Mack, The
Historical Records
Performance Records
Playlists in Philip Henslowe's diary
- Fol. 11v (Greg I.22)
ye 21 of febreary 1594 . . . . ne . . . . Rd at the macke . . . . . . . . . . . . . . . iijll
Theatrical Provenance
"The Mack" enjoyed a single performance by the Admiral's men at the Rose (its debut, according to Henslowe's "ne"); it appears in no other extant theater records.
Probable Genre(s)
Comedy Harbage
Possible Narrative and Dramatic Sources or Analogues
Information welcome.
References to the Play
None known.
Critical Commentary
Malone observed that "The Mack," like "The Set at Maw," named a card game (p. 296).
Collier repeated Malone's observation, then added his own guess that it "was perhaps written in consequence of the success of the Maw, already many times represented" (p. 49).
Fleay, BCED, as he had for "The Set at Maw," identified "The Mack" with a much later play by John Day, Come see a Wonder, 1623. He believed that Day's play was the second generation of Thomas Dekker's The Wonder of a Kingdom (1623), and that at some deeper level was the lost "Mack": "The original Dekker play was a "Card play" (see the last nine lines), probably The Mack, an Admiral's play of 1595" (1.136). Fleay further surmised a revival "at the Bull," by which he apparently meant not "The Mack" but the Dekker play, with its incorporated bits of "The Mack."
Greg II
Gurr has nothing to say about "The Mack" beyond its having received one performance marked "ne" in Henslowe's records (p. 94).

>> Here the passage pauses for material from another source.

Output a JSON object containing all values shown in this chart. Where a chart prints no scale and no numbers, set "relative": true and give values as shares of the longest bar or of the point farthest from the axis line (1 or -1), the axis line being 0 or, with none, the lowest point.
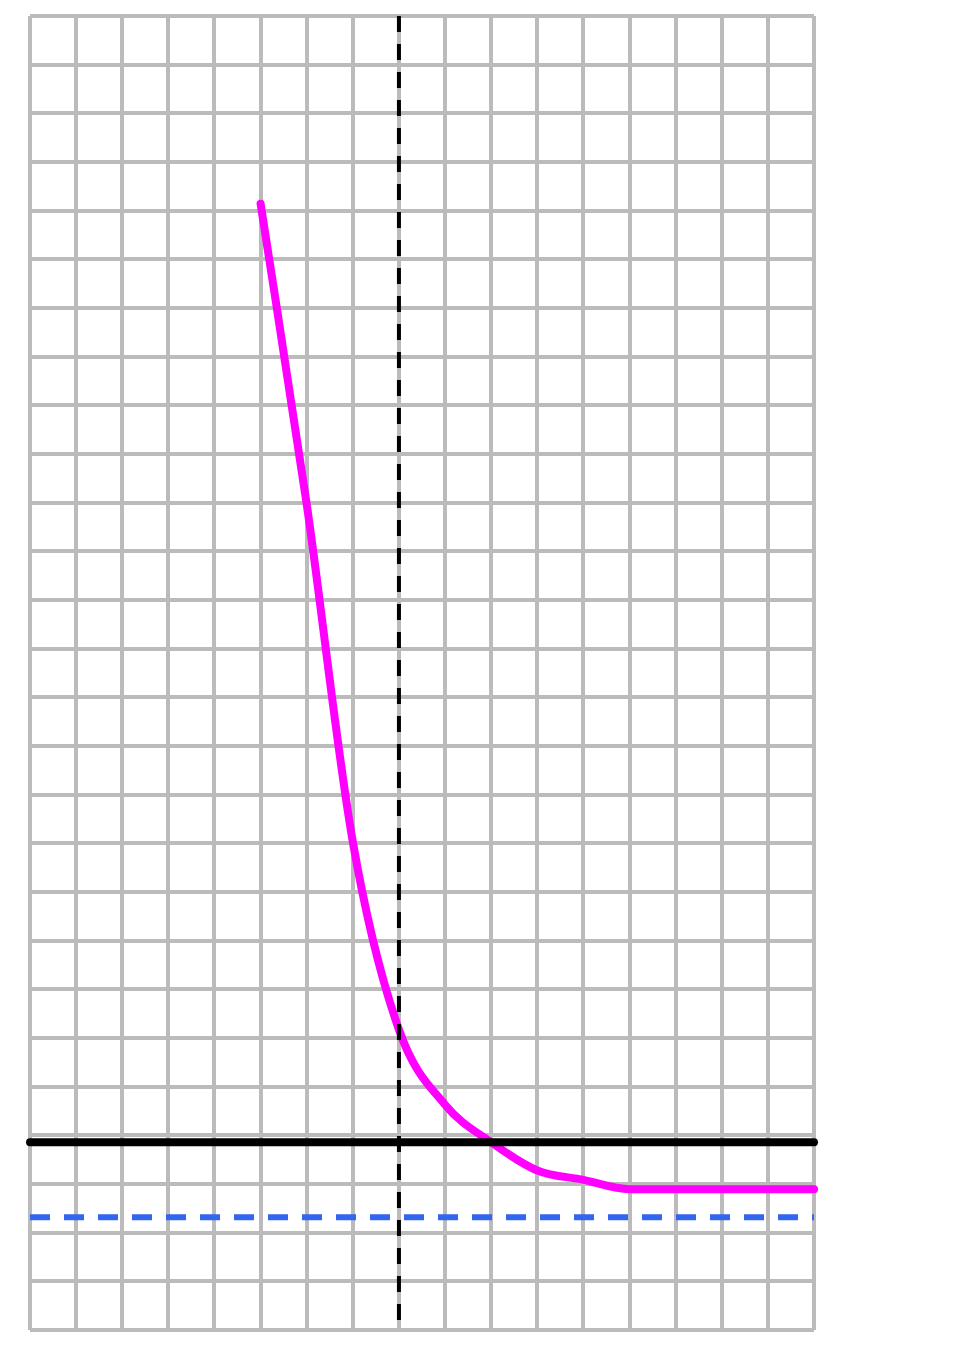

Wiggins, Catalogue (#990) resurrects the suggestion of Collier that "The Mack" was "probably a follow-up to the previous year's Set at Maw. Addressing the possible story of the play, he suggests that the play of the card game "may have been that the action followed the structure and process of the game; but in the case the rules are unknown" (#990).